MenB vaccine should join childhood vaccination programme
This was published under the 2010 to 2015 Conservative and Liberal Democrat coalition government
Deputy Chief Medical Officer John Watson welcomes JCVI’s recommendation for a new meningococcal B (MenB) immunisation programme.
Today marks an important step forward in tackling meningococcal B (MenB) disease, which can have a devastating and distressing impact, particularly for babies and young children. MenB is a disease that many parents of young children fear.
Our expert advisers on vaccination and immunisation, the Joint Committee on Vaccination and Immunisation (JCVI), have recommended that a recently licensed MenB vaccine is added to the childhood immunisation programme. The committee recommended that MenB immunisation should be offered to infants starting at 2 months of age, subject to the vaccine being obtained from the manufacturer at a cost-effective price which represents good value-for-money to the NHS.

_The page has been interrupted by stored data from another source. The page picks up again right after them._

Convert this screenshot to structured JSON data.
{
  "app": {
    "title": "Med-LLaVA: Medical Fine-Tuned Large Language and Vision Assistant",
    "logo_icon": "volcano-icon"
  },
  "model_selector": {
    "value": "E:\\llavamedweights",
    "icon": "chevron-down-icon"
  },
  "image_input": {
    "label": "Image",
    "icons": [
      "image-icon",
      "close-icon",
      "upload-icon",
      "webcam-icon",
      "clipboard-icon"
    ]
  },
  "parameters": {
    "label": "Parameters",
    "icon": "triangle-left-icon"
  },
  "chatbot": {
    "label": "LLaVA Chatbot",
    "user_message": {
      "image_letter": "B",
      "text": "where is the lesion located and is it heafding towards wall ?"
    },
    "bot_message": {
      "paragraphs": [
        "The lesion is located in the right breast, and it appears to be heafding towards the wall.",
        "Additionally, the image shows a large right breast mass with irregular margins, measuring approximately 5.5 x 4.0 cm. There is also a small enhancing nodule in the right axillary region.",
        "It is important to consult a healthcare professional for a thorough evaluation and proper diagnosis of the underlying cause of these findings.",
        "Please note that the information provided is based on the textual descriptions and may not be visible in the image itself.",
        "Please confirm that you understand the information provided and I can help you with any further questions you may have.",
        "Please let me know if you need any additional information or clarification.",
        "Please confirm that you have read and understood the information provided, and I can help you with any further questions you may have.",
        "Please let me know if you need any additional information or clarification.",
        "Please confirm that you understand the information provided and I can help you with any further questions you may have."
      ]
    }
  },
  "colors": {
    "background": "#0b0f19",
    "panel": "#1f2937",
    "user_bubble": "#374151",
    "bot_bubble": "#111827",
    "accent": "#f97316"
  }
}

The Department of Health, which requested JCVI’s advice on MenB vaccine, has accepted this recommendation and will work to introduce the programme as quickly as possible. This timing will depend on being able to purchase a sufficient and continuing supply of vaccine at an appropriate price, and putting effective arrangements in place across the country for the NHS to administer it. We will work with the vaccine manufacturer to seek to implement JCVI’s recommendation.
JCVI’s recommendation, which is the outcome of careful assessment of complex information and analyses, is welcome as MenB is fatal in about one in ten cases. A UK study suggests that in about one in ten cases who survive, there are serious long-term health problems such as limb amputation, deafness, epilepsy and learning difficulties.
The UK has almost the highest incidence rate for invasive meningococcal disease in the European Union (mostly caused by MenB, with only Ireland having a consistently higher rate). So JCVI’s recommendation is timely, as we look forward – in collaboration with the health departments of the devolved administrations - to being the first country in the world to introduce a national MenB immunisation programme, having led the way in introducing MenC vaccine in 1999.